DiCaprio and Scorsese pair up for another succes



By Colin Walsh

​“Gangs of New York,” “The Aviator” and “The Departed,” — Leonardo DiCaprio and Martin Scorsese are a match made in heaven, and the combination succeeds once again. Welcome to “Shutter Island.”

Scorsese’s latest is an intelligent, thrilling, moving and tense psychological experiment. It deserves the viewer’s attention and its complexity will move many to see it twice.

The film opens with seasick, bandaged U.S. federal marshal Teddy Daniels (DiCaprio) on a ferry approaching Shutter Island. He is sweating profusely and continuously telling himself to pull it together. He has been called in to investigate the mysterious disappearance of a patient who has, according to lead physician Dr. Crowley, “evaporated through the walls.”
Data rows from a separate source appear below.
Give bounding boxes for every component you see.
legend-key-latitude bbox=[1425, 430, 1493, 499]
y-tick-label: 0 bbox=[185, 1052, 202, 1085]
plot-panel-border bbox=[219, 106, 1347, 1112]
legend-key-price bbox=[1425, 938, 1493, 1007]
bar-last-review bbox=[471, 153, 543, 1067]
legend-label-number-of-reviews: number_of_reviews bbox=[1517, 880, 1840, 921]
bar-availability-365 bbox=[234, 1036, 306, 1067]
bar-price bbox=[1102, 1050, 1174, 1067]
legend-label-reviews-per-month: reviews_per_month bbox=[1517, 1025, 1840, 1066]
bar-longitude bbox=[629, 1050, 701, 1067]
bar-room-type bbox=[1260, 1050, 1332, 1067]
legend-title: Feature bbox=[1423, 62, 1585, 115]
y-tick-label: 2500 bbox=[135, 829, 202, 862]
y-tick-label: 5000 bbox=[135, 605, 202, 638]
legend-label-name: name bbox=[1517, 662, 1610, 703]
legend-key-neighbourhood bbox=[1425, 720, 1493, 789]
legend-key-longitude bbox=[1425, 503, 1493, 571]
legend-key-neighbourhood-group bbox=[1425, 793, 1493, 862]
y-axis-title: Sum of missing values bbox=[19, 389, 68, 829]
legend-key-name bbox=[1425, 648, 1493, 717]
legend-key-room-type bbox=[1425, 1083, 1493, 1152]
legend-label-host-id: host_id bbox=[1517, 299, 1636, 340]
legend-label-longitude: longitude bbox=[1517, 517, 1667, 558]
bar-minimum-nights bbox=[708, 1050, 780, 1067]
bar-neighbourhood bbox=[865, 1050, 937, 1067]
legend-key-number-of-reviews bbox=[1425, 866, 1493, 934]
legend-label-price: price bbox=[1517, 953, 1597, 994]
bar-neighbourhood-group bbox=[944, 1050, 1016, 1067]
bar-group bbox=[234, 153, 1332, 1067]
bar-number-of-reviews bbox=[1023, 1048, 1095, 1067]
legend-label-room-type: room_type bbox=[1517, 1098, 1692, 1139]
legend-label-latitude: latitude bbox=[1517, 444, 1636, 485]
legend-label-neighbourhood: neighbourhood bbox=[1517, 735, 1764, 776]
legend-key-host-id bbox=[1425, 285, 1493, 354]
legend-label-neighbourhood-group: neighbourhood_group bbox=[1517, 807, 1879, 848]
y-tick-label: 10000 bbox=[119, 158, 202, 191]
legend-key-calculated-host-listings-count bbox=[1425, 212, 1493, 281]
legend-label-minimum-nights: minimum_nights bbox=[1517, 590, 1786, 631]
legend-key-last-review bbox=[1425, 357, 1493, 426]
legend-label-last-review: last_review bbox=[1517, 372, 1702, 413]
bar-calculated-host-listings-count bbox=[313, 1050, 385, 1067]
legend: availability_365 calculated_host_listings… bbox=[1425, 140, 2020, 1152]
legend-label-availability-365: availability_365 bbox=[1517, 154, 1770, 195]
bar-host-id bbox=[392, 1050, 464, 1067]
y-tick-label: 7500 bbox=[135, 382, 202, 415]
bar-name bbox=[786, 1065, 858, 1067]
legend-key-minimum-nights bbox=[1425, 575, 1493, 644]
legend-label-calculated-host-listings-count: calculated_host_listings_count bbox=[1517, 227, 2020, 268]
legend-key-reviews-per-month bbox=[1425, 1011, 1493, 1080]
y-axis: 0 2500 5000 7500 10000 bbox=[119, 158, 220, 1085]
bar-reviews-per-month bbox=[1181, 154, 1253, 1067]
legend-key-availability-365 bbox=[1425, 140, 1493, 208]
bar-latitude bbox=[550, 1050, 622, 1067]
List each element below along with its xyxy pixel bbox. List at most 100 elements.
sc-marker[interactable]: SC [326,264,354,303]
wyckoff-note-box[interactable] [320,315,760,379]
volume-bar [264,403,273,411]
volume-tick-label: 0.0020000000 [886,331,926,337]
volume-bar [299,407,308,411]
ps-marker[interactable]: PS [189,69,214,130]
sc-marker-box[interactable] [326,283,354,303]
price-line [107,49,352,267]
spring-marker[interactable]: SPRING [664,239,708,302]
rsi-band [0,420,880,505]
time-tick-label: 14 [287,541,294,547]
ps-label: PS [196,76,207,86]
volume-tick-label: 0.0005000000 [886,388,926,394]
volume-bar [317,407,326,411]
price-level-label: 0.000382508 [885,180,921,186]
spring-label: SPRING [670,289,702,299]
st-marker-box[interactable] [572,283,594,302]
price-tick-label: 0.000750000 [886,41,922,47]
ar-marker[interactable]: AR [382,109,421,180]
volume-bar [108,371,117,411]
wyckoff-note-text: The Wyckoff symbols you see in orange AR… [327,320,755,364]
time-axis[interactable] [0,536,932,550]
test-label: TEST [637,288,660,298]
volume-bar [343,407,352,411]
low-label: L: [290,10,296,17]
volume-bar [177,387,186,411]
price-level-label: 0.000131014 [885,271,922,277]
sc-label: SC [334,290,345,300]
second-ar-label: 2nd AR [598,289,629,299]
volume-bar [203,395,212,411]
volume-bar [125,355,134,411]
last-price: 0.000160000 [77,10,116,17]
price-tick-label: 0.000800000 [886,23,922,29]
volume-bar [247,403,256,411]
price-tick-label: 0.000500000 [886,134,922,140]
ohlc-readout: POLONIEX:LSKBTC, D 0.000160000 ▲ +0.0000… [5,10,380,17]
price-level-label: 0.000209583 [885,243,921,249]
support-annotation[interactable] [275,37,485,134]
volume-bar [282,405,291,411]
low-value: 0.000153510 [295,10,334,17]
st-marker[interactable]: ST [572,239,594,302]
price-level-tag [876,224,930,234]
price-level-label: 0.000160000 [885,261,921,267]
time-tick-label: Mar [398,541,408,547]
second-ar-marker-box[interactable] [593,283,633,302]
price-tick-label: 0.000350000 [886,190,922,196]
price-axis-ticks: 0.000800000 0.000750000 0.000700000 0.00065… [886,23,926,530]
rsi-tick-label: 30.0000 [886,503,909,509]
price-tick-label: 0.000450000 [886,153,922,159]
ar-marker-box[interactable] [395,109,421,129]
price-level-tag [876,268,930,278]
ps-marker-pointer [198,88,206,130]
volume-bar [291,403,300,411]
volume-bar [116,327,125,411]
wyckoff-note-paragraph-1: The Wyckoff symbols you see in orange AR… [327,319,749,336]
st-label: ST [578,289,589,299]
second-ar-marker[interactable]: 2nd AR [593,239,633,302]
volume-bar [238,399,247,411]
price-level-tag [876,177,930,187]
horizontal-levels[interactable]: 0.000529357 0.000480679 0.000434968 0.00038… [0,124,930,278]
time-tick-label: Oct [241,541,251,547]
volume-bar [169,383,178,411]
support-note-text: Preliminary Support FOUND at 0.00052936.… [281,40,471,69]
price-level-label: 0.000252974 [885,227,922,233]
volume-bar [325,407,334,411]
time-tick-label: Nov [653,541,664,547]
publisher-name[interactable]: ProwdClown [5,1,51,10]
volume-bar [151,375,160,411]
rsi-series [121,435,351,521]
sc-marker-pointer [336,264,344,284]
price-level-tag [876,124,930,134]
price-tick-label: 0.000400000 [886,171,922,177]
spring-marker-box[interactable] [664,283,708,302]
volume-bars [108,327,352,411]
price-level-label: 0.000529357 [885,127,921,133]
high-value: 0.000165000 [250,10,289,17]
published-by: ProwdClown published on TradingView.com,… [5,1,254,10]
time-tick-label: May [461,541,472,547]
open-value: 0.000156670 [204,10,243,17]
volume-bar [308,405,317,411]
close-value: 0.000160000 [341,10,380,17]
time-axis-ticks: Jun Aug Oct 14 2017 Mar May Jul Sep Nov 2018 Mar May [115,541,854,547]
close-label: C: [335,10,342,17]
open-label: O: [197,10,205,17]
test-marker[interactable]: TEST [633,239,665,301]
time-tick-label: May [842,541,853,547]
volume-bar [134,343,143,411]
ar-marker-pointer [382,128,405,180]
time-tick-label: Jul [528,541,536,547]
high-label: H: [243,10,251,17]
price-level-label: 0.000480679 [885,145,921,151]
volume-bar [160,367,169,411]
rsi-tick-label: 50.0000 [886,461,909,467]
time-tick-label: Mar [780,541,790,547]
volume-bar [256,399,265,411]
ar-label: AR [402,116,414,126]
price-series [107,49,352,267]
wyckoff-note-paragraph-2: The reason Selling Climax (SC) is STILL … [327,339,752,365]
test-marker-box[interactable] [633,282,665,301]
Daniels is as complex as they come and it is quite obvious that he has been ravaged by a life of violence — a World War II veteran, deeply troubled by his past. The audience is along for the ride with Daniels, making guesses at every turn, as the movie is shot entirely from his perspective.

Shutter Island is home to a one-of-a-kind mental institution for the criminally insane; almost all of the patients are murderers. Being surrounded by such violence has devastating effects on Daniels’ ability to perform his duty as a detective and, like Daniels, the viewer will be equally suspicious of every character.

Visual clues are subtly placed throughout the film that act like literary techniques in a novel. For the observant and the astute, Scorsese’s cinematography will tell the true story.

We are convincingly thrust into Daniels’ psyche, and “Shutter Island” quickly reveals itself as something truly remarkable and unexpected. Scorsese manages to place the viewer in the mind of Daniels, and even as the wounded marshal begins to question everything around him, we truly believe in him.

“Shutter Island” proves to be an intriguing and fresh experience in a genre that is rarely exploited by men of Scorsese’s caliber. Scorsese’s latest film is a smart and stylish knockout.